Démocratie directe et démocratie indirecte

Le concept de régime démocratique est plus facilement explicable en procédant à une distinction entre démocratie directe et indirecte. Si ces deux types de régimes paraissent s’opposer, nos institutions politiques empruntent en réalité à chacun d’entre eux.

Vivons-nous dans un régime démocratique ?

La question peut paraître provocatrice.
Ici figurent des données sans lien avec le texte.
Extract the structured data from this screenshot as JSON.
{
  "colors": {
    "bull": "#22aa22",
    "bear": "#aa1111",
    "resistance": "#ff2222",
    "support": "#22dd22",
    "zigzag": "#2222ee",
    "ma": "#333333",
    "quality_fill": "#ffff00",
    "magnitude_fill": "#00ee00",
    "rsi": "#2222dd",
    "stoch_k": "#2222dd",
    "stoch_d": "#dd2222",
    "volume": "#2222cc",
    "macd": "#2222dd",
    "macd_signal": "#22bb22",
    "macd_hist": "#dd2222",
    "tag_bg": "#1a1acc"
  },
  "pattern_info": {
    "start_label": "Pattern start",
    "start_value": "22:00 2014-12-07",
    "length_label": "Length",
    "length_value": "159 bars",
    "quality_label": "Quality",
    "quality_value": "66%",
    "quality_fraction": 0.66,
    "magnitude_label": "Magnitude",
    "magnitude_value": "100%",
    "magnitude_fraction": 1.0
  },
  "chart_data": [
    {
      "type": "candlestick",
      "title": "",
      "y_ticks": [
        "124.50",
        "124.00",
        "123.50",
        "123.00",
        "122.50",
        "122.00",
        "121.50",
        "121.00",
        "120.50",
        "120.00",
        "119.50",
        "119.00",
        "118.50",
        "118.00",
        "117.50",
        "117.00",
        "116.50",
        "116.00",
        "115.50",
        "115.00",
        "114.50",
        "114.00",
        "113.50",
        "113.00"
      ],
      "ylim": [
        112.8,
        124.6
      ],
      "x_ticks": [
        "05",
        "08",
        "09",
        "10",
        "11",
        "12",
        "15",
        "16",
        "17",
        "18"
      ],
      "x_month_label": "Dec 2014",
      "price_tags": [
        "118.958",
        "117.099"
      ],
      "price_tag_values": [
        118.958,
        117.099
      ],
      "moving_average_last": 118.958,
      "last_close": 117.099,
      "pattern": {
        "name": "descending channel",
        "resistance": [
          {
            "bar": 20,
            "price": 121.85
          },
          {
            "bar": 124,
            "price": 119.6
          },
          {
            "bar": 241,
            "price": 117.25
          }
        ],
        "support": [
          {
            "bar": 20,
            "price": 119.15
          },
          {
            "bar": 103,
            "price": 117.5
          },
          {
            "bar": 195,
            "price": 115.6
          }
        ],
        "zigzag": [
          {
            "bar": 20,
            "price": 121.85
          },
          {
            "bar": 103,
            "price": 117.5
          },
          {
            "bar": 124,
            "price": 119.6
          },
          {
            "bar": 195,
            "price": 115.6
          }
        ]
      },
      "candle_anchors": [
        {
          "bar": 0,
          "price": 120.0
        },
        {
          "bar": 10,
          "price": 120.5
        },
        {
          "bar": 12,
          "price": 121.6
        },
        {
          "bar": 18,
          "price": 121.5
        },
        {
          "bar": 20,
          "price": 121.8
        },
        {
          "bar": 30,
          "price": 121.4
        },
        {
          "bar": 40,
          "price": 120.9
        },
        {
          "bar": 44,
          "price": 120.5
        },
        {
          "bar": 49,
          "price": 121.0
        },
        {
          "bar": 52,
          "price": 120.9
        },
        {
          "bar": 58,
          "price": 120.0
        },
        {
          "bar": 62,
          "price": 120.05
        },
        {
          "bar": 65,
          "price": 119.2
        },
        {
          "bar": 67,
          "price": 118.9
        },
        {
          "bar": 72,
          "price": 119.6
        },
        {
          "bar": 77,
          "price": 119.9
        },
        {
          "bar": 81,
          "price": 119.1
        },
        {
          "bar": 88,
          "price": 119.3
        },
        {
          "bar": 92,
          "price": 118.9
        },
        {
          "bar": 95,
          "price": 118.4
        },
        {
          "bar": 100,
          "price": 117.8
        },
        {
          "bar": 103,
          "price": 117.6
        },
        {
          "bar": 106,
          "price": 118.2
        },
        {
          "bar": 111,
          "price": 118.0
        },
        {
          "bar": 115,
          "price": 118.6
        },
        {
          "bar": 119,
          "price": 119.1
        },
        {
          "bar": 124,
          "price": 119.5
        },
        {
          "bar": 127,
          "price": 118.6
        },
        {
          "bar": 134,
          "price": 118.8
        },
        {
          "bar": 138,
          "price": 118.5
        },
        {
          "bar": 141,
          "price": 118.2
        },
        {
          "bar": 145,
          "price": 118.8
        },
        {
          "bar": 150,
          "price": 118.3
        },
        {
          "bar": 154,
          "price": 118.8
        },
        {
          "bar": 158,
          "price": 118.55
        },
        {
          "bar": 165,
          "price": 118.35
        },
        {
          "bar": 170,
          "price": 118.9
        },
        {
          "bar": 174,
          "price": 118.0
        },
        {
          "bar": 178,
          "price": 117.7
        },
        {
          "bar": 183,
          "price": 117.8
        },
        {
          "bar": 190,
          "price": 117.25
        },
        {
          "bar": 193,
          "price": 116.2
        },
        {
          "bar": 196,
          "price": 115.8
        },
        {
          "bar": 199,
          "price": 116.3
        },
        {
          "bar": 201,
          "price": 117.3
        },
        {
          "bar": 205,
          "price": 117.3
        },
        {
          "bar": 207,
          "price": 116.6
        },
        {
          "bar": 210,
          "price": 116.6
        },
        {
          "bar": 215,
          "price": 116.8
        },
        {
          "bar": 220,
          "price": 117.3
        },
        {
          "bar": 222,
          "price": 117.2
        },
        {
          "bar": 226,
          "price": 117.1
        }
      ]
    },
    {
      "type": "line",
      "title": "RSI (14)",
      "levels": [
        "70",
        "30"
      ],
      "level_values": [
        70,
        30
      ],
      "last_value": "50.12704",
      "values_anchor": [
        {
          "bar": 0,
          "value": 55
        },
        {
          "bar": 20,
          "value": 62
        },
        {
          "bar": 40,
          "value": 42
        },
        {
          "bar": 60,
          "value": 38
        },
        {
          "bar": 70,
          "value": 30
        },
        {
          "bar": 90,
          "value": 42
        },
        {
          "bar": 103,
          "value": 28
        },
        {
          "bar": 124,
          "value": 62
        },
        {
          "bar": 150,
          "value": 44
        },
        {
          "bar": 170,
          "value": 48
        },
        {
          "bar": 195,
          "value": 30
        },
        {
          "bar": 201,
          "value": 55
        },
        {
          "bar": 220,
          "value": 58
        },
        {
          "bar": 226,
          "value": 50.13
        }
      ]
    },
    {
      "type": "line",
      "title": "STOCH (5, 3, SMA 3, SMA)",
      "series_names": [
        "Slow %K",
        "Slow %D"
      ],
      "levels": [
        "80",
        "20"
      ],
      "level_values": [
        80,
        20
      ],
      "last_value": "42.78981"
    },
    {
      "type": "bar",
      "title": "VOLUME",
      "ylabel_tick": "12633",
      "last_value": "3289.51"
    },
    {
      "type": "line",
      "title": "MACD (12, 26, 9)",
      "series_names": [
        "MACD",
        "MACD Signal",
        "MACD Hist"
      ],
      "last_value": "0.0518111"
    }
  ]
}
Chacun est tenté d’y apporter la réponse suivante : “bien sûr que c’est le cas ! La preuve : il y a des élections et les citoyens votent régulièrement“.

C’est en partie juste : le régime démocratique a été défini par Georges Washington comme “le gouvernement du peuple, par le peuple et pour le peuple“.

Toutefois, les subtilités des régimes démocratiques sont plus difficiles à appréhender.

La démocratie (directe) naît à Athènes

La démocratie naît à Athènes au Vème siècle avant J.-C. A l’époque, elle se caractérise par la réunion récurrente des citoyens sur la place publique pour discuter des affaires de la Cité et voter les principales propositions de loi.

A l’époque, tout le monde n’a pas le droit de bénéficier de cette participation politique (par exemple, les femmes sont exclues de la citoyenneté) mais il s’agit d’une innovation majeure pour l’époque : pour la première fois, c’est le peuple (ou plutôt une partie du peuple) qui peut se prononcer dans la conduite des affaires publiques.

Le mécanisme de référence en démocratie directe est donc le référendum : il permet de poser une question directement au peuple, à laquelle ce dernier doit répondre par oui ou par non, la réponse donnant lieu à l’adoption d’une loi pour tenir compte de la volonté populaire.

Aujourd’hui, le pays qui reprend le plus les traditions du régime athénien est probablement la Suisse, où des discussions similaires et des référendums sont régulièrement organisés.

L’émergence de la démocratie indirecte (ou représentative)

La démocratie indirecte ou représentative est donc totalement différente : elle repose sur l’élection à intervalle régulier de représentants qui seront chargés de la conduite des affaires publiques. Autrement dit, le peuple ne délibère pas directement mais donne mandat aux gouvernants pour le faire. C’est d’ailleurs ce qui fait dire à James Bryce que dans ce régime : “le peuple règne mais ne gouverne pas”.

Alors, sommes-nous en démocratie directe ou indirecte ?

Les deux ! Ou plus exactement, nous vivons dans des régimes qui ménagent des caractéristiques de la démocratie directe et représentative, avec toutefois une prépondérance plus marquée pour la seconde.

A titre d’exemple, la Constitution du 4 octobre 1958, qui instaure le régime de la Vème République, dispose dans son article 3 que : “La souveraineté nationale appartient au peuple qui l’exerce par la voie de ses représentants et par la voie du référendum”.

Il y a donc à la fois des mécanismes du régime représentatif, à savoir l’élection régulière de représentants, et des mécanismes de la démocratie directe, à savoir, par exemple, l’organisation de référendums.

Depuis la révision constitutionnelle du 23 juillet 2008, il est même possible d’organiser un référendum d’initiative partagée : une partie du corps électoral suffisamment importante peut proposer l’organisation d’un référendum dont le contenu sera étudié par le Parlement. Même si en pratique, ce mécanisme est assorti d’une procédure très complexe, elle permet en théorie aux citoyens de d’impulser une question ou une problématique au cœur du débat public.